如果我有一个字母列表,例如:
word = ['W','I','N','E']
并且需要获得长度为3或更小的每个可能的子串序列,例如:
W I N E, WI N E, WI NE, W IN E, WIN E
等
什么是最有效的方法?
现在,我有:
word = ['W','I','N','E']
for idx,phon in enumerate(word):
phon_seq = ""
for p_len in range(3):
if idx-p_len >= 0:
phon_seq = " ".join(word[idx-(p_len):idx+1])
print(phon_seq)
这只是给我下面的,而不是子序列:
W
I
W I
N
I N
W I N
E
N E
I N E
我无法弄清楚如何创建所有可能的序列。
答案 0 :(得分:2)
尝试这种递归算法:
def segment(word):
def sub(w):
if len(w) == 0:
yield []
for i in xrange(1, min(4, len(w) + 1)):
for s in sub(w[i:]):
yield [''.join(w[:i])] + s
return list(sub(word))
# And if you want a list of strings:
def str_segment(word):
return [' '.join(w) for w in segment(word)]
输出:
>>> segment(word)
[['W', 'I', 'N', 'E'], ['W', 'I', 'NE'], ['W', 'IN', 'E'], ['W', 'INE'], ['WI', 'N', 'E'], ['WI', 'NE'], ['WIN', 'E']]
>>> str_segment(word)
['W I N E', 'W I NE', 'W IN E', 'W INE', 'WI N E', 'WI NE', 'WIN E']
答案 1 :(得分:2)
因为在三个位置的每一个中都可以有一个空格(在W之后,在I之后和N之后),你可以认为这类似于数字的二进制表示中的1或0位1到2 ^ 3 - 1.
input_word = "WINE"
for variation_number in xrange(1, 2 ** (len(input_word) - 1)):
output = ''
for position, letter in enumerate(input_word):
output += letter
if variation_number >> position & 1:
output += ' '
print output
编辑:要仅包含3个字符或更少字符序列的变体(在input_word
可能长于4个字符的一般情况下),我们可以排除二进制表示连续包含3个零的情况。 (我们也从较高的数字开始范围,以排除开头会有000的情况。)
for variation_number in xrange(2 ** (len(input_word) - 4), 2 ** (len(input_word) - 1)):
if not '000' in bin(variation_number):
output = ''
for position, letter in enumerate(input_word):
output += letter
if variation_number >> position & 1:
output += ' '
print output
答案 2 :(得分:1)
我对此问题的实施。
#!/usr/bin/env python
# this is a problem of fitting partitions in the word
# we'll use itertools to generate these partitions
import itertools
word = 'WINE'
# this loop generates all possible partitions COUNTS (up to word length)

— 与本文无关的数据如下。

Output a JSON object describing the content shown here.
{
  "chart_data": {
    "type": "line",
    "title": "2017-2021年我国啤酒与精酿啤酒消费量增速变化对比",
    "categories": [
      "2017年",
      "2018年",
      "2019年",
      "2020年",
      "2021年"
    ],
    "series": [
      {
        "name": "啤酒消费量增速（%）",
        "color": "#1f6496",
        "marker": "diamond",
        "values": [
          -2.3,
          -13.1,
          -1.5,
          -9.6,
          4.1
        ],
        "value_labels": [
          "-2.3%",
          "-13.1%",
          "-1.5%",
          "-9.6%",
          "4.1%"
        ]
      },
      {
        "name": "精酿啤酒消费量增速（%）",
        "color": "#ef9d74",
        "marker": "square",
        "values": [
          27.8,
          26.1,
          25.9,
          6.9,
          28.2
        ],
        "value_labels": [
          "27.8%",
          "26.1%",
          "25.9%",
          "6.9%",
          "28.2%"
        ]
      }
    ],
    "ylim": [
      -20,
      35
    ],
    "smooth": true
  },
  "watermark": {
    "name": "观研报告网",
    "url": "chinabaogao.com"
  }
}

for partitions_count in range(1, len(word)+1):
# this loop generates all possible combinations based on count
for partitions in itertools.combinations(range(1, len(word)), r=partitions_count):
# because of the way python splits words, we only care about the
# difference *between* partitions, and not their distance from the
# word's beginning
diffs = list(partitions)
for i in xrange(len(partitions)-1):
diffs[i+1] -= partitions[i]
# first, the whole word is up for taking by partitions
splits = [word]
# partition the word's remainder (what was not already "taken")
# with each partition
for p in diffs:
remainder = splits.pop()
splits.append(remainder[:p])
splits.append(remainder[p:])
# print the result
print splits
答案 3 :(得分:1)
作为替代答案,您可以使用itertools
模块执行该操作,并使用groupby
函数对列表进行分组,并使用combination
创建用于分组键的配对索引列表:(i<=word.index(x)<=j
),最后使用set
获取唯一列表。
另请注意,您可以首先通过此方法获得对索引的唯一组合,当您拥有(i1,j1) and (i2,j2)
对i1==0 and j2==3
和j1==i2
如(0,2) and (2,3)
之类的对时意味着那些切片结果是相同的,你需要删除其中一个。
一站式理解:
subs=[[''.join(i) for i in j] for j in [[list(g) for k,g in groupby(word,lambda x: i<=word.index(x)<=j)] for i,j in list(combinations(range(len(word)),2))]]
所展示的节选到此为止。